Après mûre réflexion, elle décida que, dès la naissance du bébé, elle le placerait dans un bassin en cuivre et le jetterait dans les eaux de la rivière. Et ce fut ce qu’elle fit dès la naissance du garçon.

 

Attentive à tout ce qui se passait dans son domaine, Iara, la mère des eaux (lire la légende de Iara, l’enchanteresse des eaux), s’indigna de l’attitude de la jeune mère. Comment pouvait-elle être capable de livrer son fils nouveau-né au royaume des eaux ? Elle prit le garçon dans ses bras et l’emmena avec elle.

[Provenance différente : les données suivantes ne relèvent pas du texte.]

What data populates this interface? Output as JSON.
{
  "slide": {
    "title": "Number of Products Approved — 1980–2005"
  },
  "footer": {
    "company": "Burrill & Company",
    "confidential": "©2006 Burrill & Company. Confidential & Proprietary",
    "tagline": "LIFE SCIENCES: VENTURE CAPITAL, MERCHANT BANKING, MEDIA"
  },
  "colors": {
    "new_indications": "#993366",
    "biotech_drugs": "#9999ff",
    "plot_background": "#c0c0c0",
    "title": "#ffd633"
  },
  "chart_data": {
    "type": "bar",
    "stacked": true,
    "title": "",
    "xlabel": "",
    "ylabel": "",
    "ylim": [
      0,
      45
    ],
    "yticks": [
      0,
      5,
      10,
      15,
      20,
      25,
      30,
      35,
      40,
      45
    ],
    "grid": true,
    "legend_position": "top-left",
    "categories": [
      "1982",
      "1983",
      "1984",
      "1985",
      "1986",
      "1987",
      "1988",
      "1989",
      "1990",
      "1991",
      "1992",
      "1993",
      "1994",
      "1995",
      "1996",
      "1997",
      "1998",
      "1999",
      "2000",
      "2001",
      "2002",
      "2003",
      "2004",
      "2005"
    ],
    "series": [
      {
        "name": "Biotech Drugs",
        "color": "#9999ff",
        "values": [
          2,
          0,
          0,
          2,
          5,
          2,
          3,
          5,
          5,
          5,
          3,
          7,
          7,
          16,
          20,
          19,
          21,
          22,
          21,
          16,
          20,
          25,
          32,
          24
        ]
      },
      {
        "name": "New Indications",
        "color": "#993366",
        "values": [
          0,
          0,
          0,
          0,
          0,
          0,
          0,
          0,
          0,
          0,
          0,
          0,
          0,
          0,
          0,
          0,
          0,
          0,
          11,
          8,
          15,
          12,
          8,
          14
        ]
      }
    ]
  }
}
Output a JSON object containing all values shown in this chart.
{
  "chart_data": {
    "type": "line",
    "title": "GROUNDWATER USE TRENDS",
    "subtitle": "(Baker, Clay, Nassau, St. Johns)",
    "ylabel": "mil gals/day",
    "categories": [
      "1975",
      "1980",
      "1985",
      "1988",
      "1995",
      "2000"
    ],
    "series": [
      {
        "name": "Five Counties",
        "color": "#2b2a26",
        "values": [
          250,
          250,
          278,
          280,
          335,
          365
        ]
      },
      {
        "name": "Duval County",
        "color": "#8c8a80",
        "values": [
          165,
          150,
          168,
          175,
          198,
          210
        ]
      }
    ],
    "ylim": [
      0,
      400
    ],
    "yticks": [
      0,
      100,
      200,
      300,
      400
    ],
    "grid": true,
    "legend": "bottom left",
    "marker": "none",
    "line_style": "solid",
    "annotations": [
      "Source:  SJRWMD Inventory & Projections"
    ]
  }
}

Mais Iara était si furieuse, que les eaux se révoltèrent, firent d’énormes vagues et inondèrent les rives, avalant les arbres et se répandant si loin dans les terres que la rivière devint un lagon cristallin comme un immense miroir. C’est ainsi que, de la colère de Iara la mère des eaux, s’est formée la belle et vaste lagune de Paranaguá.

La mère du bébé ne pouvait oublier son petit garçon. Elle devint aigrie et amère. Elle désirait ardemment savoir où était son garçon et ce qui lui était arrivé. Nuit après nuit, elle allait au bord du lagon et restait là à regarder l’eau dans l’espoir que le clair de lune lui indiquerait où il se trouvait. Le clair de lune ne lui dit rien, ne montra rien. Cependant, si ses yeux ne pouvaient pas le découvrir, ses oreilles pouvaient percevoir un son étrange venant du fond du lagon. Les pleurs d’un jeune enfant.

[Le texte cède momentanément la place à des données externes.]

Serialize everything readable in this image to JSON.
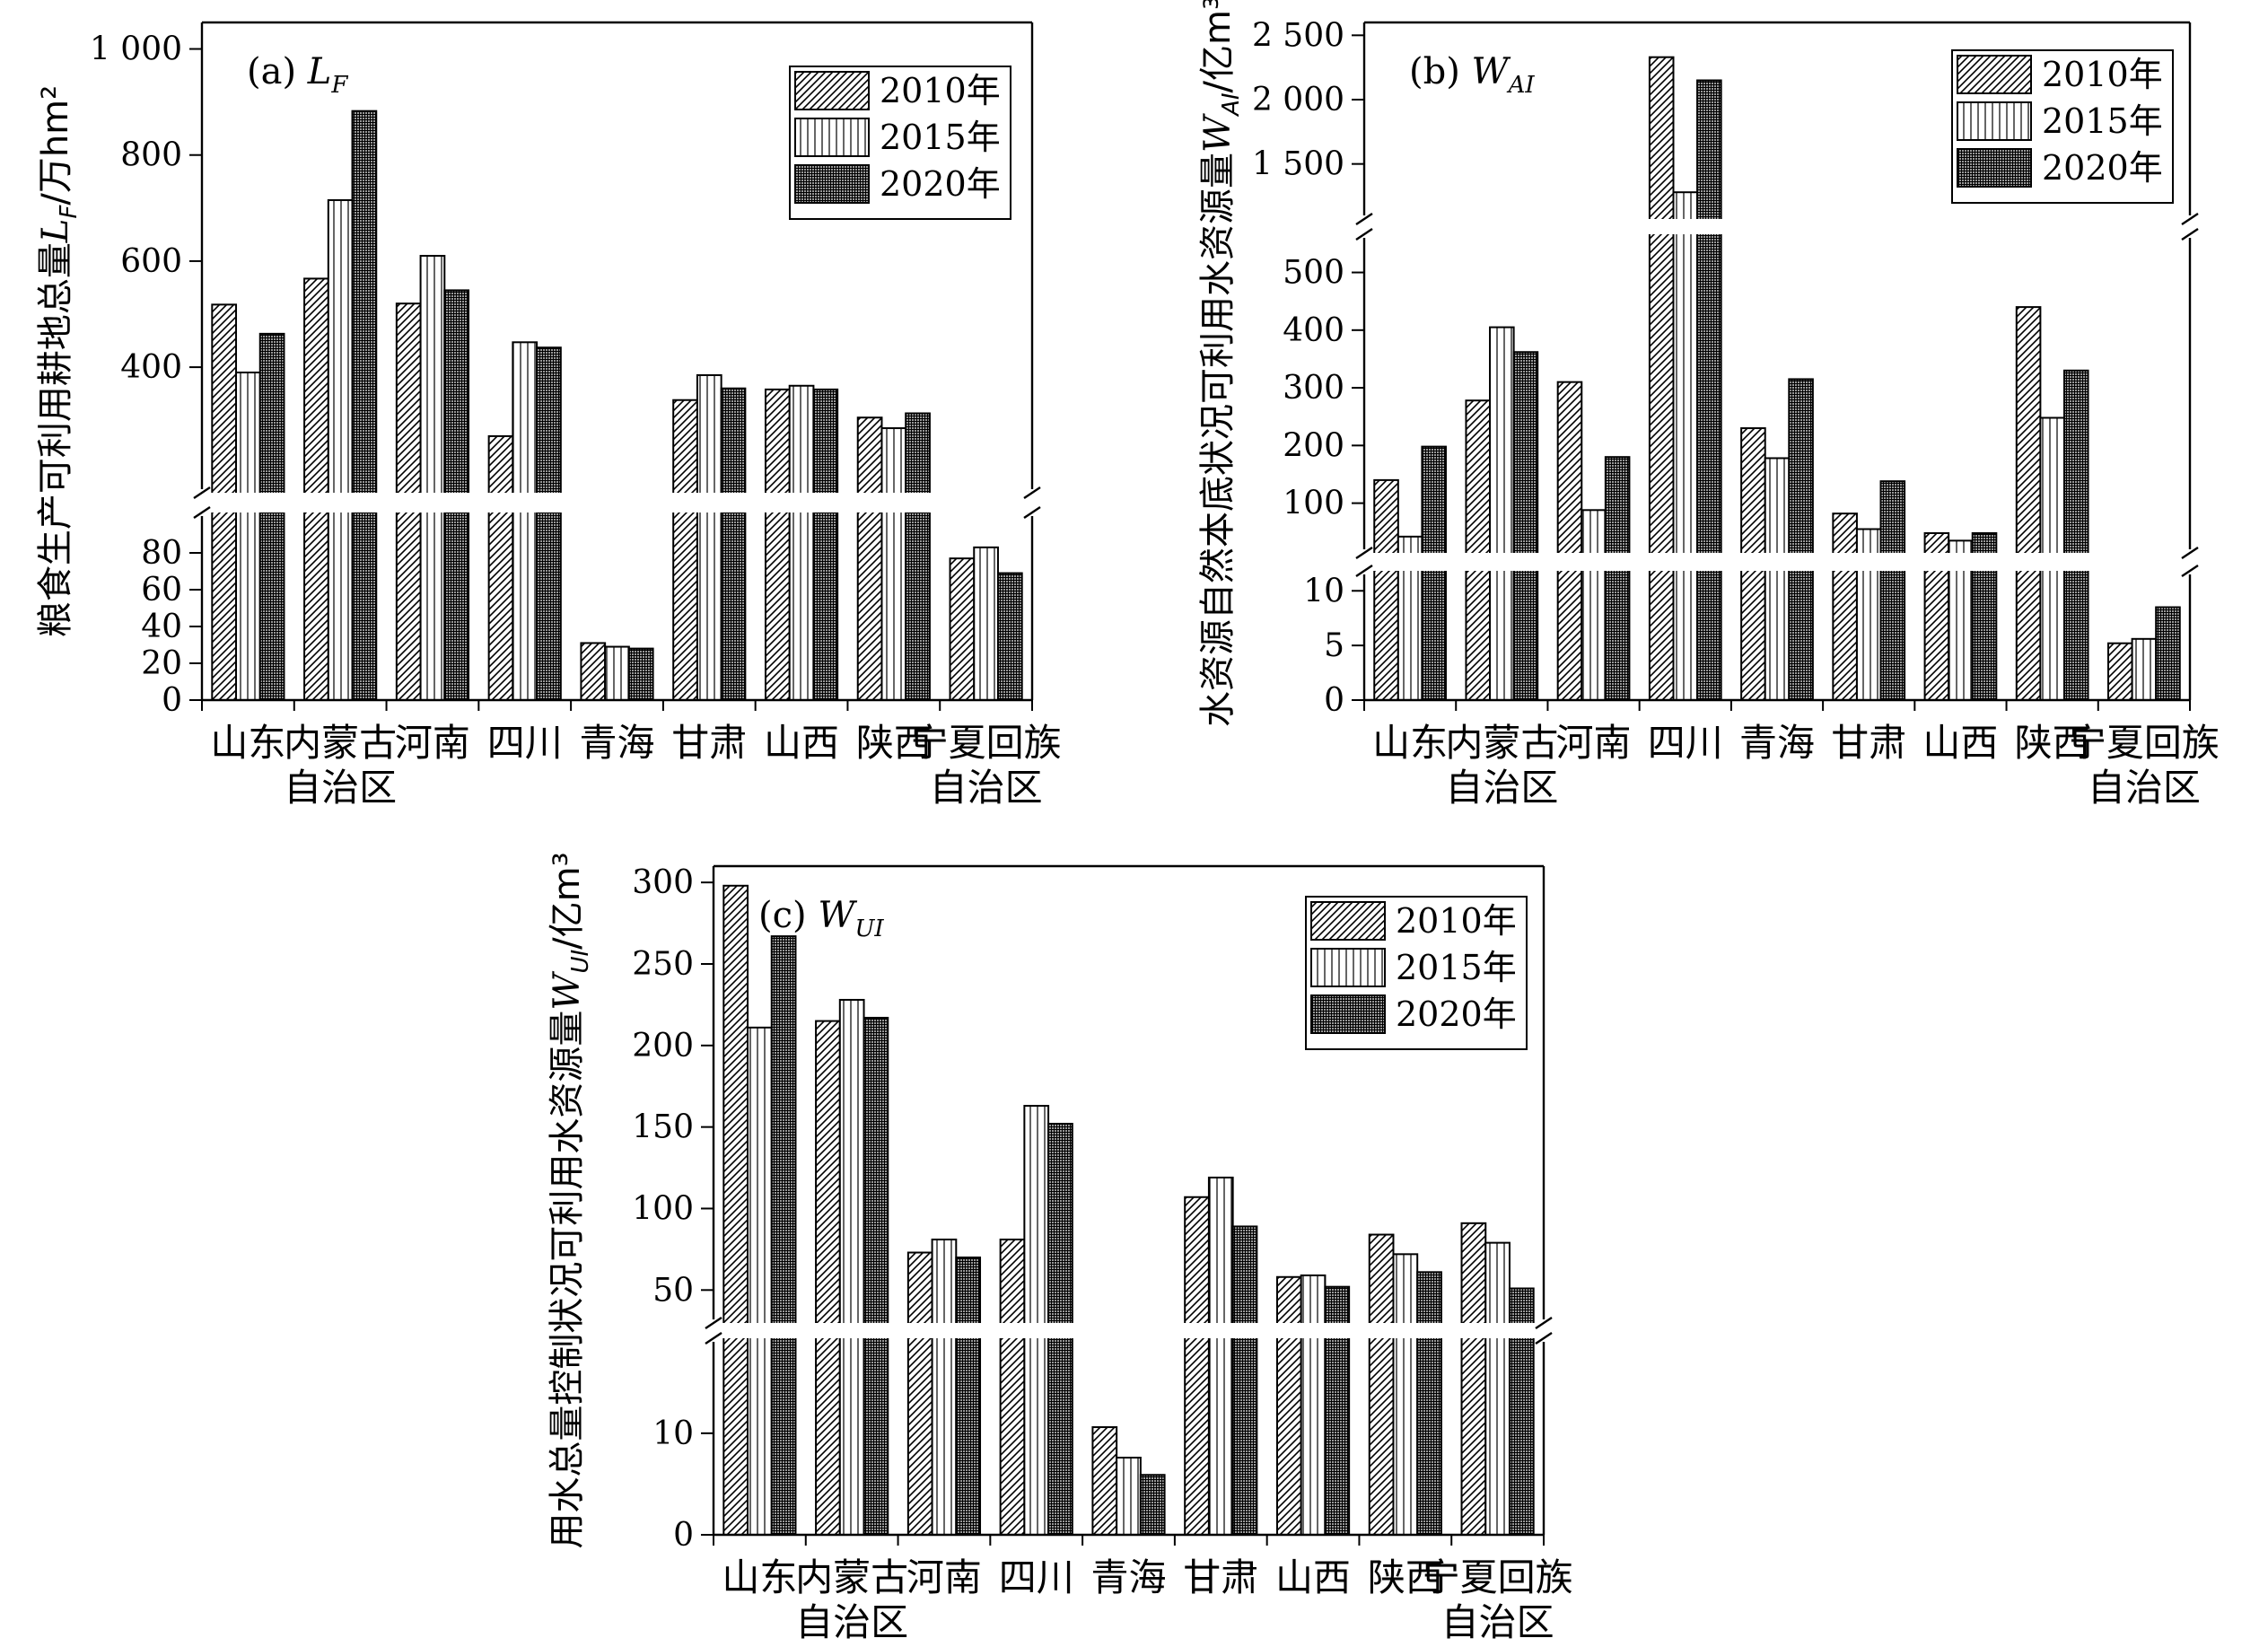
{
  "colors": {
    "ink": "#000000",
    "bar_2010": "#bdbdbd",
    "bar_2015": "#ffffff",
    "bar_2020": "#555555",
    "background": "#ffffff"
  },
  "chart_data": [
    {
      "type": "bar",
      "panel": "(a) ",
      "panel_var": "L",
      "panel_sub": "F",
      "ylabel": "粮食生产可利用耕地总量",
      "ylabel_var": "L",
      "ylabel_sub": "F",
      "ylabel_unit": "/万hm²",
      "categories": [
        [
          "山东"
        ],
        [
          "内蒙古",
          "自治区"
        ],
        [
          "河南"
        ],
        [
          "四川"
        ],
        [
          "青海"
        ],
        [
          "甘肃"
        ],
        [
          "山西"
        ],
        [
          "陕西"
        ],
        [
          "宁夏回族",
          "自治区"
        ]
      ],
      "series": [
        {
          "name": "2010年",
          "values": [
            518,
            567,
            520,
            270,
            31,
            338,
            358,
            305,
            77
          ]
        },
        {
          "name": "2015年",
          "values": [
            390,
            715,
            610,
            447,
            29,
            385,
            365,
            285,
            83
          ]
        },
        {
          "name": "2020年",
          "values": [
            463,
            883,
            545,
            437,
            28,
            360,
            358,
            313,
            69
          ]
        }
      ],
      "y_segments": [
        {
          "range": [
            0,
            100
          ],
          "ticks": [
            0,
            20,
            40,
            60,
            80
          ],
          "tick_labels": [
            "0",
            "20",
            "40",
            "60",
            "80"
          ]
        },
        {
          "range": [
            170,
            1050
          ],
          "ticks": [
            400,
            600,
            800,
            1000
          ],
          "tick_labels": [
            "400",
            "600",
            "800",
            "1 000"
          ]
        }
      ],
      "legend_position": "top-right",
      "grid": false
    },
    {
      "type": "bar",
      "panel": "(b) ",
      "panel_var": "W",
      "panel_sub": "AI",
      "ylabel": "水资源自然本底状况可利用水资源量",
      "ylabel_var": "W",
      "ylabel_sub": "AI",
      "ylabel_unit": "/亿m³",
      "categories": [
        [
          "山东"
        ],
        [
          "内蒙古",
          "自治区"
        ],
        [
          "河南"
        ],
        [
          "四川"
        ],
        [
          "青海"
        ],
        [
          "甘肃"
        ],
        [
          "山西"
        ],
        [
          "陕西"
        ],
        [
          "宁夏回族",
          "自治区"
        ]
      ],
      "series": [
        {
          "name": "2010年",
          "values": [
            140,
            278,
            310,
            2330,
            230,
            82,
            48,
            440,
            5.2
          ]
        },
        {
          "name": "2015年",
          "values": [
            42,
            405,
            88,
            1280,
            178,
            55,
            35,
            248,
            5.6
          ]
        },
        {
          "name": "2020年",
          "values": [
            198,
            362,
            180,
            2150,
            315,
            138,
            48,
            330,
            8.5
          ]
        }
      ],
      "y_segments": [
        {
          "range": [
            0,
            11.5
          ],
          "ticks": [
            0,
            5,
            10
          ],
          "tick_labels": [
            "0",
            "5",
            "10"
          ]
        },
        {
          "range": [
            20,
            560
          ],
          "ticks": [
            100,
            200,
            300,
            400,
            500
          ],
          "tick_labels": [
            "100",
            "200",
            "300",
            "400",
            "500"
          ]
        },
        {
          "range": [
            1100,
            2600
          ],
          "ticks": [
            1500,
            2000,
            2500
          ],
          "tick_labels": [
            "1 500",
            "2 000",
            "2 500"
          ]
        }
      ],
      "legend_position": "top-right",
      "grid": false
    },
    {
      "type": "bar",
      "panel": "(c) ",
      "panel_var": "W",
      "panel_sub": "UI",
      "ylabel": "用水总量控制状况可利用水资源量",
      "ylabel_var": "W",
      "ylabel_sub": "UI",
      "ylabel_unit": "/亿m³",
      "categories": [
        [
          "山东"
        ],
        [
          "内蒙古",
          "自治区"
        ],
        [
          "河南"
        ],
        [
          "四川"
        ],
        [
          "青海"
        ],
        [
          "甘肃"
        ],
        [
          "山西"
        ],
        [
          "陕西"
        ],
        [
          "宁夏回族",
          "自治区"
        ]
      ],
      "series": [
        {
          "name": "2010年",
          "values": [
            298,
            215,
            73,
            81,
            10.6,
            107,
            58,
            84,
            91
          ]
        },
        {
          "name": "2015年",
          "values": [
            211,
            228,
            81,
            163,
            7.6,
            119,
            59,
            72,
            79
          ]
        },
        {
          "name": "2020年",
          "values": [
            267,
            217,
            70,
            152,
            5.9,
            89,
            52,
            61,
            51
          ]
        }
      ],
      "y_segments": [
        {
          "range": [
            0,
            19
          ],
          "ticks": [
            0,
            10
          ],
          "tick_labels": [
            "0",
            "10"
          ]
        },
        {
          "range": [
            32,
            310
          ],
          "ticks": [
            50,
            100,
            150,
            200,
            250,
            300
          ],
          "tick_labels": [
            "50",
            "100",
            "150",
            "200",
            "250",
            "300"
          ]
        }
      ],
      "legend_position": "top-right",
      "grid": false
    }
  ]
}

Le cas de cette jeune mère malheureuse commença à être discuté et commenté. Tout le monde voulait entendre le cri venant des eaux. Mais peu à peu, les gens se sont éloignés de cet endroit et personne d’autre ne voulu construire une maison près du lagon. Personne ne voulait entendre, ni ne pouvait supporter, nuit après nuit les fragils pleurs d’un enfant abandonné dans les eaux.

Et ainsi les jours suivaient les nuits, dans la course infatigable du temps qui passe, jusqu’à ce qu’une nuit le bébé cessa d’être entendu. Le charme était-il terminé ? Les villageois commencèrent alors  à s’approcher de plus en plus de la lagune.

 

Un matin, un groupe de jeunes filles qui venait laver des vêtements au bord de la lagune ont vu la silhouette d’un garçonnet sourriant surgir des eaux. Elles eurent tellement peur qu’elles s’enfuirent laissant derrière elles leurs vêtements. Elles ne revinrent que dans l’après-midi et là, au même endroit, la figure réapparut. Seulement maintenant il s’agissait d’un beau jeune homme à la barbe rousse qui courut pour les enlasser. Une frayeur et une course de plus.  La nuit tombée, les jeunes filles retournèrent une nouvelle fois chercher les vêtements, certaines qu’elles n’auraient plus de vision. Mais… voici qu’au même endroit, elles virent apparaître le même homme mais cette fois-ci à la barbe blanche.

Depuis ce jour, beaucoup de villageois observèrent ce phénomène. Fait intéressant, il ne veut pas parler aux hommes, mais quand il voit une jeune femme, il court vers elle, non pour la blesser, juste pour l’enlasser et l’embrasser. Comme elles ne connaissent pas ses intentions, les jeunes femmes ont peur de barbe rousse et n’osent pas se rendre seules à la lagune pour y laver les vêtements.